After the age of twelve, when I had secondary school examinations, we all had to bring in our identity cards, and place them on the corner of our desks for each exam. Each of us had a specific desk that had our name on it, and the invigilators who were not our teachers, walked around (clipboard in hand) to verify each of us via the identity cards. I still experience this process when I’m at the airport, visiting the bank in person, checking in to a hotel, picking up my badge at a conference, or any other situation where I need to verify who I am because the verifiers don’t know me and wouldn’t recognize my face. If you lived in a small village and never had to leave, everyone knows everyone and verification is easy. But in an era of urbanization, global travel, and not knowing your neighbors, verification becomes trickier.

 

The age of the internet has made authentication even more challenging. Are you who you say you are? How does the system know? There are logins, passwords, two-factor authentications, additional questions for information unique to you, and now voice and face verification. These are going to get more stringent as A.I. makes it easier to “fake” more characteristics. We’ll be increasingly up the wazoo in verification.

 

“Authenticating” is the title of the second chapter in Brian Christian’s The Most Human Human which details his experience as a confederate in an annual Turing Test competition. He’s trying to prove he’s the human against an A.I. competitor. The chapter opens with a story about a man with phonagnosia. He cannot recognize anyone’s voice and growing up had assumed his voice was distinctive because everyone else recognized his voice but he couldn’t recognize anyone else’s which made phone calls an interesting case of guess-the-identity for him. He couldn’t voice-verify. In another vignette, someone easily breaks into the email account of a public figure simply by selecting “I forgot my password” and then verifying information based on internet searches.

 

The meat of this book chapter, however, is about what might be unique between a human conversationalist and a chatbot. Many of the successful chatbots in the early competitions were able to steer the conversation to avoid the tricky out-of-book situation, which is a reasonably strategy when the conversations are timed in a speed-dating like format. Successful bots typically had a single programmer devoted to developing the bot’s personality so that it would seem like a single coherent individual.

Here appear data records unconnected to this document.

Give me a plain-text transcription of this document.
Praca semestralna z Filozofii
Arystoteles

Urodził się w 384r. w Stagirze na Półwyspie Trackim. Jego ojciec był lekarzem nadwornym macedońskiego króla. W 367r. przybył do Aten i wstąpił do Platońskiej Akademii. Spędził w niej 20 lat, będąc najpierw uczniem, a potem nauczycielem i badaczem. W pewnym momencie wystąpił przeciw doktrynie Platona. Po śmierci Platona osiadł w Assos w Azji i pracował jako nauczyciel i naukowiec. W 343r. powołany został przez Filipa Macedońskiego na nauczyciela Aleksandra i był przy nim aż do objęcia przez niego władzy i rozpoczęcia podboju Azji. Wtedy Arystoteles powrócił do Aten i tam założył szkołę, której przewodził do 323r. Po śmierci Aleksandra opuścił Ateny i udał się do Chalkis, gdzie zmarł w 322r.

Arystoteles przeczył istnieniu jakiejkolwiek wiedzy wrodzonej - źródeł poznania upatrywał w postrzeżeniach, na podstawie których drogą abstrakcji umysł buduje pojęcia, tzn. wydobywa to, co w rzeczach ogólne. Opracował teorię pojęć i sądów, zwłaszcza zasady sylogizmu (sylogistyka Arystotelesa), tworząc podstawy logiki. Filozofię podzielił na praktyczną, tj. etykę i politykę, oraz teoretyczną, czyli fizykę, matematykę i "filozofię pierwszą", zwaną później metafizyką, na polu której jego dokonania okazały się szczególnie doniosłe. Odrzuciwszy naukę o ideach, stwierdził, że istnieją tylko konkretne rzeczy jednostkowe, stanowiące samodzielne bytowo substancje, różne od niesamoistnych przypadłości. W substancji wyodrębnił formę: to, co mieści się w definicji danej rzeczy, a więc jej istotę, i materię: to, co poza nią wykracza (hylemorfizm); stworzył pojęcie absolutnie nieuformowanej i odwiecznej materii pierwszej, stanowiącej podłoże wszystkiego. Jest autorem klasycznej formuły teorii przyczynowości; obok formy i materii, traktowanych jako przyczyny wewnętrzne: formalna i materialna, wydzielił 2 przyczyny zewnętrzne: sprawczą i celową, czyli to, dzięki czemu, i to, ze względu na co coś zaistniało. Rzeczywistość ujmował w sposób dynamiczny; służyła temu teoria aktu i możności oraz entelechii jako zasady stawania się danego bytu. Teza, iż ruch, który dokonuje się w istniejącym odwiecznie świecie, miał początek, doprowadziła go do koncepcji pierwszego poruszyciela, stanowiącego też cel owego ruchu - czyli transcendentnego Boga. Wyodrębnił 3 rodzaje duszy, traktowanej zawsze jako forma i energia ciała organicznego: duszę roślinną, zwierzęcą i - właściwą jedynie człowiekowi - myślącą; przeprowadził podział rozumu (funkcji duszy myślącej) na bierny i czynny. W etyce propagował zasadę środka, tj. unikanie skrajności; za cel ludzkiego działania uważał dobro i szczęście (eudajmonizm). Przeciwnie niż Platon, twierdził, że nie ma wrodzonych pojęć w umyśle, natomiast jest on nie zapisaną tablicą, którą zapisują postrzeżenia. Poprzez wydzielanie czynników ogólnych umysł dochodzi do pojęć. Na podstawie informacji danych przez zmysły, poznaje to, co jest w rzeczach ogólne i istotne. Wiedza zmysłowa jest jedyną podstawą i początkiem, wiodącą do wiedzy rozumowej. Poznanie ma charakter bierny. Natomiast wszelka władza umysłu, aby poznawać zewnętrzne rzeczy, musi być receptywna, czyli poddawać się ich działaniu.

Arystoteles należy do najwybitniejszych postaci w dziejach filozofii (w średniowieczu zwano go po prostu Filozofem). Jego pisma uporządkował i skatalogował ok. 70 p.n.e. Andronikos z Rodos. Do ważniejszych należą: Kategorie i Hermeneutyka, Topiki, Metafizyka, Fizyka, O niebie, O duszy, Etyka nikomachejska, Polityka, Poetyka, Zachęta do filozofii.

The bot felt like a singular You. Today’s A.I. large language models however were developed with the opposite philosophy: use weighted statistics from millions of disembodied conversations. Apparently, this is why A.I. translators are weak on long literary novels which require a singular coherent voice throughout, but do just fine on shorter snippets.

 

When you’re conversing with a chatbot today, you’re conversing with a multitude of voices averaged into a response. Your interlocutor is Legion for they are many. They contain multitudes. You are no longer talking to an individual but a host of ghosts. I’ve never had an extended conversation with a chatbot (I have better things to do with my time), and my queries have usually been specific and chemistry-related; I dabble in exploring if chatbots can help my students gain a better understanding of chemistry. So I don’t personally know if I would ever feel that a chatbot feels like a friendly human; I know some of my students do enjoy their chatbot chats. And it may be that sufficient familiarity and multiple chats provides its own authentication, for better or worse, now that chatbots can access their memory store of their personal conversation from you and draw from it. I suppose this is what Personalization is all about. At some point the chatbot might feel like a You. But that’s because of you.